UM KOAN AO CONTRÁRIO


 

 

 

 

A alma e o baú

 

Tu que tão sentida e repetida e voluptuosamente te entristeces e adoeces de ti,

é preciso rasgar essas vestes de dó,

as penas é preciso raspar com um caco, uma

por uma: são

crostas…

E sobre a carne viva

nenhuma ternura sopre.

Que ninguém acorra.

Ninguém, biblicamente, com os seus bálsamos e olores…

Ah, tu com as tuas cousas e lousas, teus badulaques, teus ais ornamentais, tuas rimas,

esses guizos de louco…

A tua alma (tua?) olha-te, simplesmente.

Alheia e fiel como um espelho.

Por supremo pudor, despe-te, despe-te, quanto mais nu mais tu,

despoja-te mais e mais.

Até a invisibilidade.

Até que fiquem só espelho contra espelho

num puro amor isento de qualquer imagem

– Mestre, dize-me… e isso tudo valerá acaso a perda de meu baú?

 

(Mario Quintana, in Apontamentos de História Sobrenatural, primeira edição, 1976)

 

 

 

Como se pode ler no poema acima de Quintana, estamos diante de um diálogo. Contudo, chama a atenção que a primeira fala não inicia por um travessão, que marcaria desde o princípio a fala de um, dando a entender que viria a seguir a fala de outro. Como não há o travessão, começamos a ler o poema como uma fala que se refere a um tu não especificado. Como não está determinado, e como o que é dito no primeiro verso tem um caráter universalizante, já entramos nessa interlocução, o tu pode ser eu mesmo, que estou lendo. Está falando comigo.

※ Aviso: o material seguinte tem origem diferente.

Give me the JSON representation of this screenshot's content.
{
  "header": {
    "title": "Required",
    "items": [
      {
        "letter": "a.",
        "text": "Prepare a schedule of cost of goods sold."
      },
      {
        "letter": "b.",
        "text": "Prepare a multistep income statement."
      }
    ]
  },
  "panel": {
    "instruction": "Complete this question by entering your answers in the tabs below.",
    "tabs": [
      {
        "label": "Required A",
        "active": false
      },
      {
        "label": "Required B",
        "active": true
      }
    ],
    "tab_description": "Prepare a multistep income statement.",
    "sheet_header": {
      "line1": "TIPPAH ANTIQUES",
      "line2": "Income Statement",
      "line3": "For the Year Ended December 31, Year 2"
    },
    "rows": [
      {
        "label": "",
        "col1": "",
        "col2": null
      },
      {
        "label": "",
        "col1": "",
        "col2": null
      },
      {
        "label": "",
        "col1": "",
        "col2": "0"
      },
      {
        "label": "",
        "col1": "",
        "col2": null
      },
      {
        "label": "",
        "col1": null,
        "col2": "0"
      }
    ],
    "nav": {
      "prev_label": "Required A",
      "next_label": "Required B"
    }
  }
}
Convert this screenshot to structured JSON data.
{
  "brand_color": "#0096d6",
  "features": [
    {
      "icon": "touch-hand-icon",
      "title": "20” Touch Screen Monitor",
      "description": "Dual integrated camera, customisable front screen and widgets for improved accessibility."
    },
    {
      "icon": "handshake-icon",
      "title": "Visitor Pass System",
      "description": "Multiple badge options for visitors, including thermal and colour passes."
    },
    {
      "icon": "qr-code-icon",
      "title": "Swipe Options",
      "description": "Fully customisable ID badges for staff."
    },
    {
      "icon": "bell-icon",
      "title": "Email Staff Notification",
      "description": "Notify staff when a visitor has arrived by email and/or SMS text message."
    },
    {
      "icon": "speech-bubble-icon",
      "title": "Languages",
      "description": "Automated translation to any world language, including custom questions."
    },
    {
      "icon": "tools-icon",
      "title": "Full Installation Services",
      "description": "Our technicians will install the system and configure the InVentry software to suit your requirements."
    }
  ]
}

É fácil a gente se identificar. Afinal, quem não se entristece e adoece de si? Essa voz que fala com a gente prossegue, dizendo que essa tristeza, essa doença repetida, é como uma vestimenta de sofrimento, ou seja, é falsa. É necessário acabar com ela sem piedade, sem autopiedade. Outras imagens mais cruéis vão seguindo, como a raspagem com um caco, deixando a gente em carne viva. E nada de socorros bíblicos ou de outra ordem.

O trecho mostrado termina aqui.